The Plackett-Luce model
When each dataset gives a full ranking of the methods, not just pairwise wins, Plackett-Luce turns those orderings into one worth per method, with the worths summing to one. It generalizes the Bradley-Terry strengths from pairwise comparisons to full orderings, and it reduces to Bradley-Terry when the data are pairwise.
beam.heterogeneity.plackett_luce builds the per-dataset dense ranking from the score matrix, oriented by the metric polarity so a lower-is-better metric needs no manual flipping. Ties are shared and any method missing from a column is dropped from that dataset’s ranking. The report carries the worth, the log-worth, and the quasi-standard-errors. The quasi-standard-errors are reference-free, so any two methods compare without picking a baseline. The report also says whether the ranking network is connected, which is the condition for the worths to be jointly identified.
There is an honest limit. On rankings that mix ties with partial coverage, the quasi-standard-errors can be unavailable, because the variance refit fails on that shape. When that happens the worths are still reported and the standard-error fields are NA with a warning.
Plackett-Luce and the Bradley-Terry tree answer different questions. Plackett-Luce gives one global ranking with uncertainty across all datasets. The tree localizes where that ranking reverses, splitting the datasets by their features. Use Plackett-Luce when the input is a per-dataset ordering and the question is the overall order; use the tree when the question is which dataset features change the order.
The glmmTMB beta engine
The lme4 mixed-effects model assumes a Gaussian residual. That is an approximation for a metric bounded in (0, 1), and it is worst near the bounds, where the Gaussian tail runs past 0 or 1 but the metric cannot. The glmmTMB beta engine models the bound directly with a beta likelihood.

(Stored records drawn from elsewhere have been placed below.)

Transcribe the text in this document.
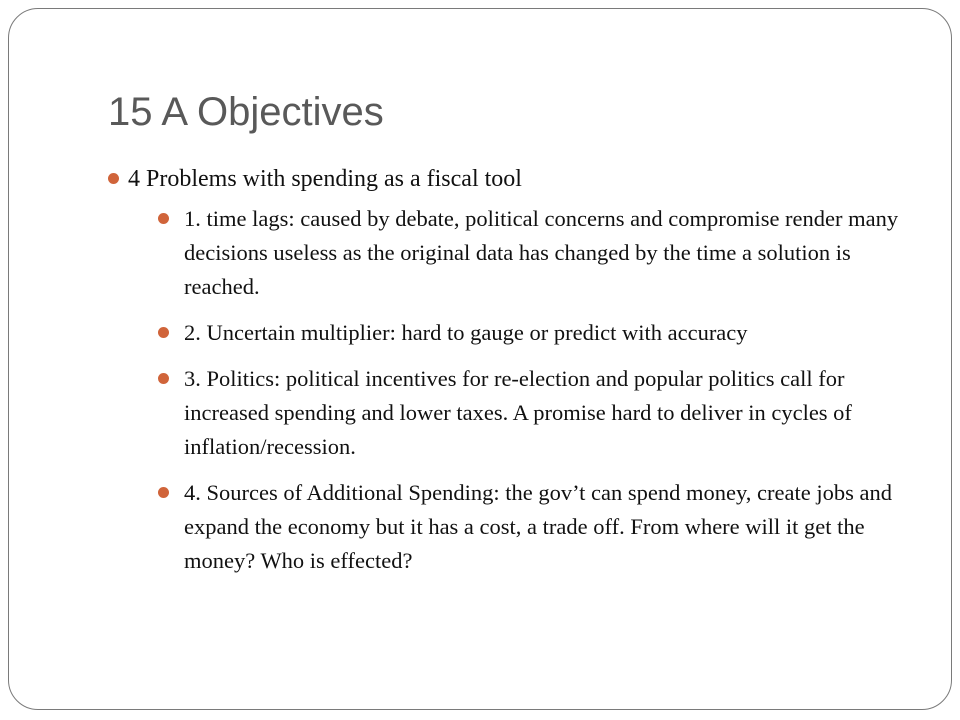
15 A Objectives
4 Problems with spending as a fiscal tool
1. time lags: caused by debate, political concerns and compromise render many decisions useless as the original data has changed by the time a solution is reached.
2. Uncertain multiplier: hard to gauge or predict with accuracy
3. Politics: political incentives for re-election and popular politics call for increased spending and lower taxes. A promise hard to deliver in cycles of inflation/recession.
4. Sources of Additional Spending: the gov’t can spend money, create jobs and expand the economy but it has a cost, a trade off. From where will it get the money? Who is effected?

Call mixed_effects(engine="glmmtmb", family="beta"). It fits the same score ~ method + (1 | dataset) structure with a beta likelihood. The marginal means and the variance components come back on the link (logit) scale, and the report’s scale field says “link”. The variance components are not directly comparable to the Gaussian-scale lme4 numbers, but the method ordering is comparable across the two fits. Auto family resolution picks beta only for scores strictly in (0, 1), so an unbounded metric stays Gaussian.
How to use them
Both need the R toolchain. Check plackett_luce_available() and glmmtmb_available() before calling. The conda environment envs/heterogeneity.yml provides PlackettLuce, qvcalc and glmmTMB.
Relation to the rest
With these two models the heterogeneity model set is complete: the mixed-effects variance decomposition, the Bradley-Terry trees, the glmmTMB beta engine, and Plackett-Luce.